Anhydrous oxidation of tetra-coordinated H-phosphonate 27 was performed in two steps: by treatment with N,O-bis(trimethylsilyl)acetamide (BTSA) in the presence of DBU which transformed 27 into the three-coordinated silylphosphite 28, and by oxidation[29] of 28 with 2-(phenylsulfonyl)-3-(3-nitrophenyl)-oxaziridine (PNO) to furnish 1,1′-glycosyl phosphodiester 29. Despite the somewhat lower yield, the mildness of reaction conditions renders this approach an expedient alternative to the PivCl-mediated coupling. Stepwise deprotection of 29 included treatment with HF·Py to remove the TIPDS protecting group, a deacetylation of 30 with MeOH/H2O/NEt3 and final reduction of the 4-azido group by reaction with trimethylphosphine[30] in aq NaOH/THF to provide 31. Direct coupling of 31 to a maleimide-activated BSA gave the neoglycoconjugate 32 comprising up to an average of 19 pseudotrisaccharide units per BSA molecule. An Ara4N-free counterpart of 32, a neoglycoconjugate 35, was synthesized as a negative control. To this end, 26 was phosphitylated by applying the phosphoramidite procedure. The intermediate phosphite triester was oxidized with PNO to give phosphate triester 33, and the allyl protecting groups at phosphorus were removed by treatment with [CpRu(IV)(π-C3H5)-(2-quinolinecarboxylato)]PF6 complex.[15] Deacetylation followed by reduction of the eventually formed disulfide bond with PMe3 and ensuing coupling to the maleimide activated BSA furnished 35.

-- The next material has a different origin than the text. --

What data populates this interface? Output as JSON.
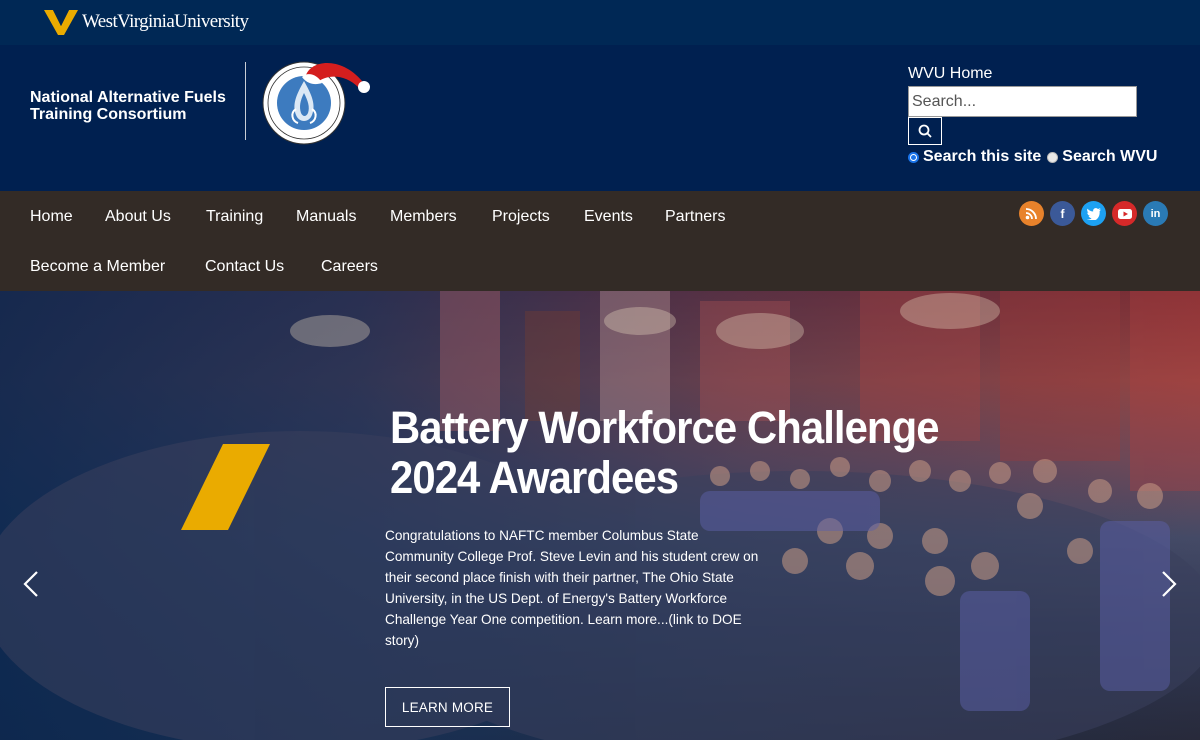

A novel efficient approach for anomeric deallylation with retention of configuration has allowed for the stereoselective synthesis of anomerically pure β-l-Ara4N glycosyl H-phosphonates and could be of general use for the anomeric deprotection of other allyl pyranosides. A facile access to both anomers of l-Ara4N glycosyl H-phosphonates now creates opportunities for the synthesis of α-l-Ara4N-containing phosphodiesters as prospective antibiotics to combat infections by multi-drug-resistant Ara4N-producing Gram-negative strains and for synthetic preparation of β-l-Ara4N-containing antigenic LPS epitopes as potential diagnostics.